Lac Sun Moon
"Le lac Sun Moon mérite ses deux noms en même temps, quand la brume sépare l'eau du ciel."
Le lac le plus sacré de Taïwan, cerné de villages aborigènes, de plantations de thé et d'une brume perpétuelle au lever du jour.
Il y a un moment au lac Sun Moon — il dure peut-être quatre minutes et il se produit que l’on se lève ou non pour le voir — où l’eau et le ciel deviennent le même gris, et l’île Lalu flotte au milieu de tout cela comme quelque chose qui n’a jamais été ancré nulle part. Je me suis levé pour le voir. Lia non, et je n’ai jamais tout à fait pardonné au lac de rendre ce moment irréparable.
La Brume Qui Précède le Nom
Nous sommes arrivés en bus depuis Taichung, par des cols épais de palmiers à bétel, et je m’attendais à ce que le lac s’annonce d’une façon ou d’une autre. Il ne l’a pas fait. La route a simplement tourné, les arbres se sont éclaircis, et il était là — Riyuetan, en mandarin, Lac Soleil Lune — une étendue d’eau si immobile qu’elle ressemblait à une proposition. Nous logions au village de Shuishe, sur la rive ouest, assez près pour longer la promenade à l’aube sans s’engager dans quoi que ce soit.
La brume est la véritable boussole ici. Elle descend des crêtes environnantes durant la dernière heure avant le jour, et elle s’installe juste au-dessus de la surface de façon à rendre la rive proche invisible depuis la rive lointaine. La rive orientale — là où la communauté aborigène Thao vit depuis des siècles, où le petit ferry accoste au ponton d’Ita Thao — disparaît entièrement. Ce qui reste, c’est votre côté du lac et l’idée de l’autre.

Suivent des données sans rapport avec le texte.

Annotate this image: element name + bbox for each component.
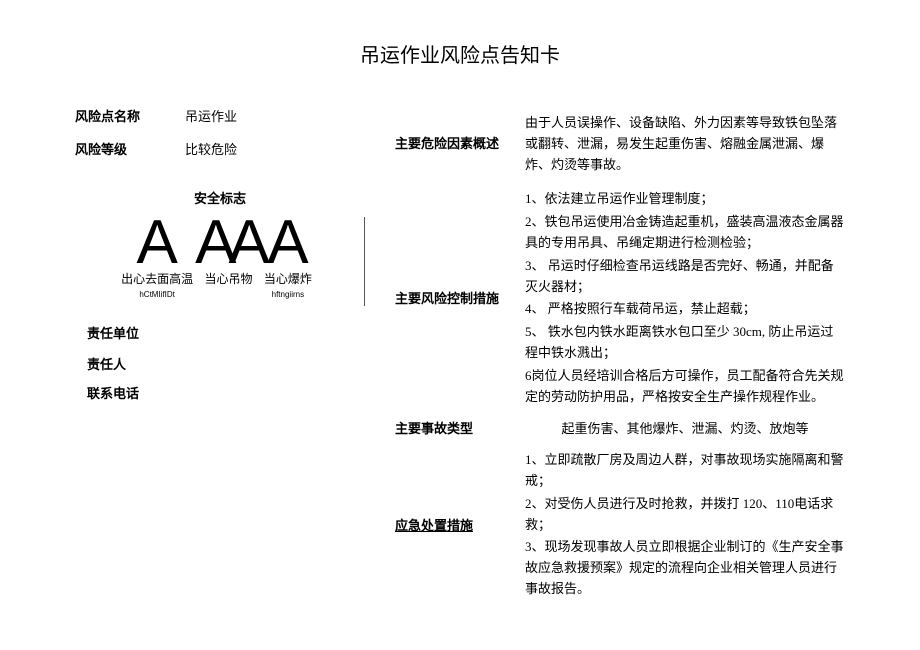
measure-item: 6岗位人员经培训合格后方可操作，员工配备符合先关规定的劳动防护用品，严格按安全生… (525, 366, 845, 408)
hazard-overview-row: 主要危险因素概述 由于人员误操作、设备缺陷、外力因素等导致铁包坠落或翻转、泄漏，… (395, 113, 845, 175)
risk-level-row: 风险等级 比较危险 (75, 140, 365, 161)
risk-name-value: 吊运作业 (185, 107, 237, 128)
emergency-body: 1、立即疏散厂房及周边人群，对事故现场实施隔离和警戒； 2、对受伤人员进行及时抢… (525, 450, 845, 602)
measure-item: 4、 严格按照行车载荷吊运，禁止超载； (525, 299, 845, 320)
sign-glyph: A (267, 217, 308, 270)
accident-types-text: 起重伤害、其他爆炸、泄漏、灼烫、放炮等 (525, 419, 845, 440)
sign-en-3: hftngiirns (272, 289, 304, 302)
control-measures-label: 主要风险控制措施 (395, 189, 525, 409)
emergency-item: 2、对受伤人员进行及时抢救，并拨打 120、110电话求救； (525, 494, 845, 536)
contact-label: 联系电话 (87, 384, 365, 405)
risk-level-label: 风险等级 (75, 140, 185, 161)
safety-signs-row: A 出心去面高温 hCtMIifIDt AA 当心吊物 A 当心爆炸 hftng… (75, 217, 365, 306)
sign-explosion: A 当心爆炸 hftngiirns (264, 217, 312, 302)
content: 风险点名称 吊运作业 风险等级 比较危险 安全标志 A 出心去面高温 hCtMI… (75, 107, 845, 612)
measure-item: 2、铁包吊运使用冶金铸造起重机，盛装高温液态金属器具的专用吊具、吊绳定期进行检测… (525, 212, 845, 254)
responsible-person-label: 责任人 (87, 355, 365, 376)
measure-item: 1、依法建立吊运作业管理制度； (525, 189, 845, 210)
sign-cn-2: 当心吊物 (204, 270, 252, 289)
sign-lifting: AA 当心吊物 (195, 217, 262, 302)
control-measures-row: 主要风险控制措施 1、依法建立吊运作业管理制度； 2、铁包吊运使用冶金铸造起重机… (395, 189, 845, 409)
sign-high-temp: A 出心去面高温 hCtMIifIDt (121, 217, 193, 302)
risk-level-value: 比较危险 (185, 140, 237, 161)
sign-glyph: A (136, 217, 177, 270)
risk-name-label: 风险点名称 (75, 107, 185, 128)
risk-name-row: 风险点名称 吊运作业 (75, 107, 365, 128)
sign-en-1: hCtMIifIDt (139, 289, 175, 302)
responsible-unit-block: 责任单位 (75, 324, 365, 345)
hazard-overview-label: 主要危险因素概述 (395, 134, 525, 155)
accident-types-label: 主要事故类型 (395, 419, 525, 440)
emergency-item: 3、现场发现事故人员立即根据企业制订的《生产安全事故应急救援预案》规定的流程向企… (525, 537, 845, 599)
sign-cn-1: 出心去面高温 (121, 270, 193, 289)
emergency-row: 应急处置措施 1、立即疏散厂房及周边人群，对事故现场实施隔离和警戒； 2、对受伤… (395, 450, 845, 602)
safety-signs-label: 安全标志 (75, 189, 365, 210)
right-column: 主要危险因素概述 由于人员误操作、设备缺陷、外力因素等导致铁包坠落或翻转、泄漏，… (395, 107, 845, 612)
page-title: 吊运作业风险点告知卡 (75, 40, 845, 72)
contact-block: 联系电话 (75, 384, 365, 405)
sign-glyph: AA (195, 217, 262, 270)
emergency-label: 应急处置措施 (395, 450, 525, 602)
safety-signs-section: 安全标志 A 出心去面高温 hCtMIifIDt AA 当心吊物 A 当心爆 (75, 189, 365, 306)
measure-item: 3、 吊运时仔细检查吊运线路是否完好、畅通，并配备灭火器材； (525, 256, 845, 298)
sign-en-blank (227, 289, 229, 302)
measure-item: 5、 铁水包内铁水距离铁水包口至少 30cm, 防止吊运过程中铁水溅出； (525, 322, 845, 364)
hazard-overview-text: 由于人员误操作、设备缺陷、外力因素等导致铁包坠落或翻转、泄漏，易发生起重伤害、熔… (525, 113, 845, 175)
page: 吊运作业风险点告知卡 风险点名称 吊运作业 风险等级 比较危险 安全标志 A 出… (0, 0, 920, 632)
emergency-item: 1、立即疏散厂房及周边人群，对事故现场实施隔离和警戒； (525, 450, 845, 492)
sign-cn-3: 当心爆炸 (264, 270, 312, 289)
accident-types-row: 主要事故类型 起重伤害、其他爆炸、泄漏、灼烫、放炮等 (395, 419, 845, 440)
responsible-person-block: 责任人 (75, 355, 365, 376)
control-measures-body: 1、依法建立吊运作业管理制度； 2、铁包吊运使用冶金铸造起重机，盛装高温液态金属… (525, 189, 845, 409)
responsible-unit-label: 责任单位 (87, 324, 365, 345)
left-column: 风险点名称 吊运作业 风险等级 比较危险 安全标志 A 出心去面高温 hCtMI… (75, 107, 365, 612)
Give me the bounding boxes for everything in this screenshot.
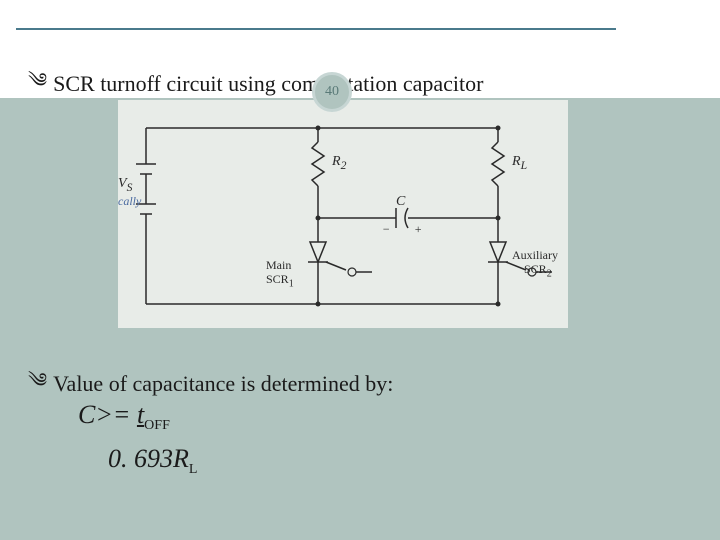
vs-label: VS bbox=[118, 176, 132, 194]
aux-scr-label: SCR2 bbox=[524, 262, 552, 279]
c-minus: − bbox=[382, 222, 390, 237]
formula-rsub: L bbox=[189, 462, 198, 477]
aux-label: Auxiliary bbox=[512, 248, 558, 263]
bullet-icon-2: ༄ bbox=[28, 358, 47, 414]
page-number-badge: 40 bbox=[312, 72, 352, 112]
body-text: Value of capacitance is determined by: bbox=[53, 371, 393, 396]
circuit-diagram: VS cally R2 RL C − + Main SCR1 Auxiliary… bbox=[118, 100, 568, 328]
header-rule bbox=[16, 28, 616, 30]
formula-den: 0. 693 bbox=[108, 444, 173, 473]
page-number: 40 bbox=[325, 84, 339, 100]
main-label: Main bbox=[266, 258, 291, 273]
bullet-icon: ༄ bbox=[28, 58, 47, 114]
formula-tsub: OFF bbox=[144, 418, 170, 433]
c-plus: + bbox=[414, 222, 422, 237]
c-label: C bbox=[396, 194, 405, 210]
formula-lhs: C>= bbox=[78, 400, 137, 429]
vs-note: cally bbox=[118, 194, 141, 209]
r2-label: R2 bbox=[332, 154, 346, 172]
header-band: ༄SCR turnoff circuit using commutation c… bbox=[0, 0, 720, 98]
formula-line1: C>= tOFF bbox=[78, 400, 170, 434]
slide-container: Anode Gate Cathode ༄SCR turnoff circuit … bbox=[0, 0, 720, 540]
rl-label: RL bbox=[512, 154, 527, 172]
title-text: SCR turnoff circuit using commutation ca… bbox=[53, 71, 483, 96]
main-scr-label: SCR1 bbox=[266, 272, 294, 289]
formula-line2: 0. 693RL bbox=[108, 444, 197, 478]
circuit-svg bbox=[118, 100, 568, 328]
formula-r: R bbox=[173, 444, 189, 473]
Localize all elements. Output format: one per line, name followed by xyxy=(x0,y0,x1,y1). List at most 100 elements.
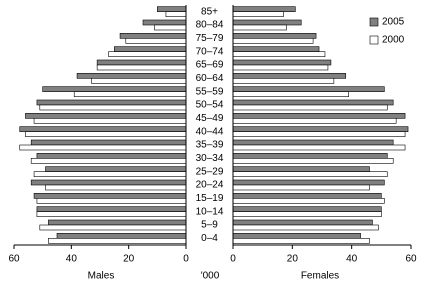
category-label: 85+ xyxy=(201,6,218,17)
bar xyxy=(48,238,187,244)
category-label: 0–4 xyxy=(201,233,218,244)
bar xyxy=(48,219,187,226)
bar xyxy=(232,171,388,177)
category-label: 60–64 xyxy=(196,73,224,84)
bar xyxy=(19,144,187,151)
legend-label: 2005 xyxy=(382,17,405,28)
bar xyxy=(96,64,187,71)
bar xyxy=(30,179,187,186)
bar xyxy=(232,78,335,84)
bar xyxy=(232,33,317,39)
bar xyxy=(56,233,187,239)
bar xyxy=(76,73,187,79)
bar xyxy=(73,91,187,97)
x-tick-label: 0 xyxy=(230,254,236,265)
bar xyxy=(125,38,187,44)
bar xyxy=(232,64,329,71)
bar xyxy=(42,86,187,92)
category-label: 70–74 xyxy=(196,46,224,57)
bar xyxy=(232,104,388,111)
bar xyxy=(45,166,187,172)
bar xyxy=(96,59,187,66)
bar xyxy=(114,46,187,52)
bar xyxy=(36,99,187,106)
bar xyxy=(232,6,296,12)
bar xyxy=(232,126,409,132)
left-axis-label: Males xyxy=(88,271,115,282)
category-label: 5–9 xyxy=(201,220,218,231)
x-tick-label: 0 xyxy=(183,254,189,265)
bar xyxy=(232,51,326,57)
bar xyxy=(232,73,347,79)
category-label: 30–34 xyxy=(196,153,224,164)
category-label: 25–29 xyxy=(196,166,224,177)
bar xyxy=(232,59,332,66)
bar xyxy=(142,19,187,26)
bar xyxy=(157,6,187,12)
x-tick-label: 40 xyxy=(66,254,78,265)
bar xyxy=(108,51,187,57)
bar xyxy=(36,198,187,204)
category-label: 80–84 xyxy=(196,20,224,31)
category-label: 10–14 xyxy=(196,206,224,217)
legend-swatch xyxy=(369,35,379,45)
category-label: 20–24 xyxy=(196,180,224,191)
bar xyxy=(232,24,287,31)
bar xyxy=(232,206,382,212)
category-label: 65–69 xyxy=(196,60,224,71)
category-label: 75–79 xyxy=(196,33,224,44)
bar xyxy=(30,158,187,164)
bar xyxy=(33,171,187,177)
right-axis-label: Females xyxy=(301,271,339,282)
bar xyxy=(232,131,406,137)
bar xyxy=(36,206,187,212)
legend-swatch xyxy=(369,17,379,27)
x-tick-label: 20 xyxy=(287,254,299,265)
legend-label: 2000 xyxy=(382,35,405,46)
bar xyxy=(232,224,379,231)
bar xyxy=(33,193,187,199)
category-label: 50–54 xyxy=(196,100,224,111)
bar xyxy=(232,153,388,159)
bar xyxy=(232,184,370,191)
bar xyxy=(165,11,187,17)
bar xyxy=(30,139,187,146)
bar xyxy=(232,219,373,226)
bar xyxy=(25,131,187,137)
bar xyxy=(232,211,382,217)
bar xyxy=(25,113,187,119)
bar xyxy=(91,78,187,84)
x-tick-label: 60 xyxy=(8,254,20,265)
bar xyxy=(36,153,187,159)
bar xyxy=(154,24,187,31)
category-label: 35–39 xyxy=(196,140,224,151)
bar xyxy=(232,233,361,239)
category-label: 45–49 xyxy=(196,113,224,124)
bar xyxy=(232,158,394,164)
bar xyxy=(232,99,394,106)
bar xyxy=(232,139,394,146)
bar xyxy=(232,166,370,172)
bar xyxy=(119,33,187,39)
bar xyxy=(232,19,302,26)
bar xyxy=(232,179,385,186)
bar xyxy=(232,91,349,97)
category-label: 40–44 xyxy=(196,126,224,137)
bar xyxy=(232,118,397,124)
bar xyxy=(232,144,406,151)
bar xyxy=(232,86,385,92)
bar xyxy=(232,238,370,244)
category-label: 55–59 xyxy=(196,86,224,97)
bar xyxy=(39,104,187,111)
bar xyxy=(232,11,284,17)
bar xyxy=(232,38,314,44)
bar xyxy=(232,193,382,199)
x-tick-label: 20 xyxy=(123,254,135,265)
bar xyxy=(232,113,406,119)
bar xyxy=(232,198,385,204)
bar xyxy=(36,211,187,217)
bar xyxy=(232,46,320,52)
x-tick-label: 60 xyxy=(405,254,417,265)
x-tick-label: 40 xyxy=(346,254,358,265)
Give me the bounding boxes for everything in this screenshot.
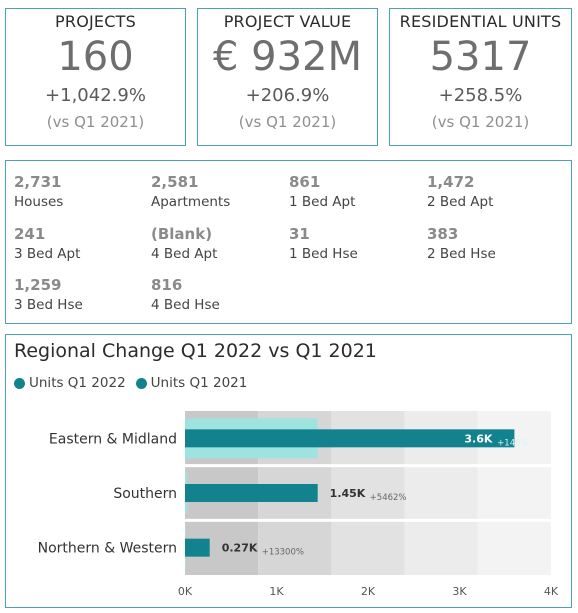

Ita Thao et le Marché Qui Tourne au Sanglier
La traversée en ferry jusqu’à Ita Thao ne coûte presque rien et dure juste le temps qu’il faut pour sembler nécessaire. Le village est le cœur spirituel du peuple Thao, et le marché de ruelle qui monte du ponton vers le centre culturel tribal est un lieu authentique avant d’être un lieu touristique. J’ai mangé des brochettes de sanglier grillé debout, la graisse dégoulinant sur les planches du ponton, et j’ai acheté un petit sachet de thé assam cultivé sur les collines qui surplombent directement le lac. L’assam d’ici — assam de Formose, techniquement — est récolté à la main à des altitudes qui lui confèrent une note muscatée que je n’attendais pas, quelque chose de presque vineux et floral sous le tanin.
Ce qui m’a surpris, c’est le silence autour de la maison de réunion tribale Thao en fin d’après-midi. J’avais anticipé le programme de représentations culturelles affiché au ponton, mais ce que j’ai trouvé à la place, c’était un vieil homme enfilant des perles à l’ombre de l’avant-toit, parfaitement indifférent, comme si tout l’appareil du tourisme se déroulait sur une autre fréquence.
Pédaler le Long du Lac Avant les Cars de Touristes
La piste cyclable de 33 kilomètres qui fait le tour du lac est une de ces infrastructures pour lesquelles on éprouve une gratitude sincère. Nous avons loué des vélos à Shuishe avant huit heures du matin et avons eu la rive sud presque pour nous seuls — rien que le bruit de la chaîne, le lac entre les trouées des camphriers, et un rapace de temps en temps qui travaillait les thermiques montant de l’eau. À dix heures, les cars affrétés déversaient leurs passagers sur le parking du temple Wenwu, ce qui signifiait que notre timing avait été parfait.
Quand y aller : De mars à mai, les températures sont douces et la brume du lac la plus fiable, avant que l’humidité estivale ne s’installe. Octobre et novembre sont tout aussi bons — la foule se disperse après la Semaine Dorée et la récolte du thé anime le marché d’Ita Thao avec de l’assam fraîchement cueilli.